Durante la molteplice attesa e mentre navighiamo l’internet alla ricerca di conferme e di teorie e di riletture nostalgiche, non resta che gustarsi la sesta serie tenendo in sospeso gli appetiti letterari. Nemmeno questo però, nel mondo parallelo dei martiniani doc pare poter essere dato per scontato: ho infatti appreso, incredula, che tantissimi sono i fan che hanno rinunciato a godersi il riadattamento televisivo delusi, a questo punto a livello personale, delle troppe variazioni sul tema. Tanti altri ancora la guardano sì, ma toccando inaudite frontiere del guilty pleasure.

E io, che da semplice amante dei libri, mi sentivo una patita, devo ricredermi sui miei livelli di ammirazione poiché ho sempre pensato che la grandezza della serie risiedesse nella dignitosa autonomia assunta nei confronti dei volumi.
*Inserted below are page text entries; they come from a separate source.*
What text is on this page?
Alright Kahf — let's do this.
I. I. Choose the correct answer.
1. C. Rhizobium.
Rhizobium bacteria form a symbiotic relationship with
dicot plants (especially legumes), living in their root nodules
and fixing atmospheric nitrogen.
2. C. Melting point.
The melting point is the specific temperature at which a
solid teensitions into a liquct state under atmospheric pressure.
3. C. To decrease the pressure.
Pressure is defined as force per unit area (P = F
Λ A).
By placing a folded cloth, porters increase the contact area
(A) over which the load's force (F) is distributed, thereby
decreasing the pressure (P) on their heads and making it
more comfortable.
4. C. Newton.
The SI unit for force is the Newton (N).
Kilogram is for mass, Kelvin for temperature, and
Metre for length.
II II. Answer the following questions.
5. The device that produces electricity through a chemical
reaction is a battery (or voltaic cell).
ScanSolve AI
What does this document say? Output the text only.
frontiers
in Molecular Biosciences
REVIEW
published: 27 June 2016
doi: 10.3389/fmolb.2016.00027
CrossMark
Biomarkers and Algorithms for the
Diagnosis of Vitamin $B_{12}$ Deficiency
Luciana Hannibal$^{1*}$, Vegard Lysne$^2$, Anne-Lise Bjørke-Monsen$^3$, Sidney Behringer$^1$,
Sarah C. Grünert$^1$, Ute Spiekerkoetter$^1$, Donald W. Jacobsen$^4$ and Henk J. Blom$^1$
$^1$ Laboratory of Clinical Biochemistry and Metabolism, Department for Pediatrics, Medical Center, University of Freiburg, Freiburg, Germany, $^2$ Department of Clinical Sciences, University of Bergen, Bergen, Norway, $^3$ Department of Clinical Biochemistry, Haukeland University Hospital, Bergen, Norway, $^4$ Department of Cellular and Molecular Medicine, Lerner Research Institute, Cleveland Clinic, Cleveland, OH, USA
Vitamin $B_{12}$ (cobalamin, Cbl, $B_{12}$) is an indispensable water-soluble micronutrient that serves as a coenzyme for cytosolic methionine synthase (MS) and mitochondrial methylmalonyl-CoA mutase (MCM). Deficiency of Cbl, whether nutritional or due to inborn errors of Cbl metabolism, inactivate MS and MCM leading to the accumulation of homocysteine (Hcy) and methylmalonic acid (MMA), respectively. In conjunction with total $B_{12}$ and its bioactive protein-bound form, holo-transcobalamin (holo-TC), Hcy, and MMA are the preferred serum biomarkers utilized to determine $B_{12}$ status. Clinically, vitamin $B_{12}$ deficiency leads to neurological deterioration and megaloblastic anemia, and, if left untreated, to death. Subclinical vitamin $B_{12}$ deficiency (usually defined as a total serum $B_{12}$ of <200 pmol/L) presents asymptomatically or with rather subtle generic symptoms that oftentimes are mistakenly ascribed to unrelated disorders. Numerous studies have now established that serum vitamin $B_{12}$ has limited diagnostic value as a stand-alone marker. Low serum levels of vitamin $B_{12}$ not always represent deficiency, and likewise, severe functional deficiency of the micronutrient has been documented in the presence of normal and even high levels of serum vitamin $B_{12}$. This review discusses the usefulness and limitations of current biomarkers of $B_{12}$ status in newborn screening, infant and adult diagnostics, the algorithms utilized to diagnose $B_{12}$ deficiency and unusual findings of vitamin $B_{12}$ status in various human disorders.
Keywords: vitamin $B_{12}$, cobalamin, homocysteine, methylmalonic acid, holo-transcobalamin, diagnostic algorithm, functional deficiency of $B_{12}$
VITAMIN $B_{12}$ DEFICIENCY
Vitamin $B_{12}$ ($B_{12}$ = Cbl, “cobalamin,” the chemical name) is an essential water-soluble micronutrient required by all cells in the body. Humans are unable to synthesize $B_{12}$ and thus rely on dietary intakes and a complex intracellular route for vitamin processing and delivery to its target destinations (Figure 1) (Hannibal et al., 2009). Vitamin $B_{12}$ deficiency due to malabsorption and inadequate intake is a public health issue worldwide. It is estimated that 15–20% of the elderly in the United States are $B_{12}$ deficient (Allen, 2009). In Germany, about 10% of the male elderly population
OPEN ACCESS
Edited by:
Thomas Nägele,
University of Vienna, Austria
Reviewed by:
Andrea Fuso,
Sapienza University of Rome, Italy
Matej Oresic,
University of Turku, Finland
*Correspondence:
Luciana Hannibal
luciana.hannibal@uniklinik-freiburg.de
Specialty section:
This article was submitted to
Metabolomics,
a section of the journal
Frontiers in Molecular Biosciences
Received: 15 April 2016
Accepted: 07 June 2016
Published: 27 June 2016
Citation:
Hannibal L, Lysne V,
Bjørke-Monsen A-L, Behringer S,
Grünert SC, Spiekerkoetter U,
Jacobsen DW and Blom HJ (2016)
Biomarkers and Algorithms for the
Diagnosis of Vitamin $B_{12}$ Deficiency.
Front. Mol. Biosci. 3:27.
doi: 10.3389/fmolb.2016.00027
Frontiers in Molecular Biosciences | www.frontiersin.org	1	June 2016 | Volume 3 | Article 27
Non solo, mi ritrovo a fremere per questa stagione soprattutto perché sarà uno dei rarissimi esempi – forse l’unico? – in cuisarà lo schermo ad anticipare il libro, dettando il passo a un mondo di stimolantissime sperimentazioni.

Se non altro, noi nerd ma non nerdissimi potremo esclamare legittimamente: “Era meglio la serie!”. Vi pare poco?!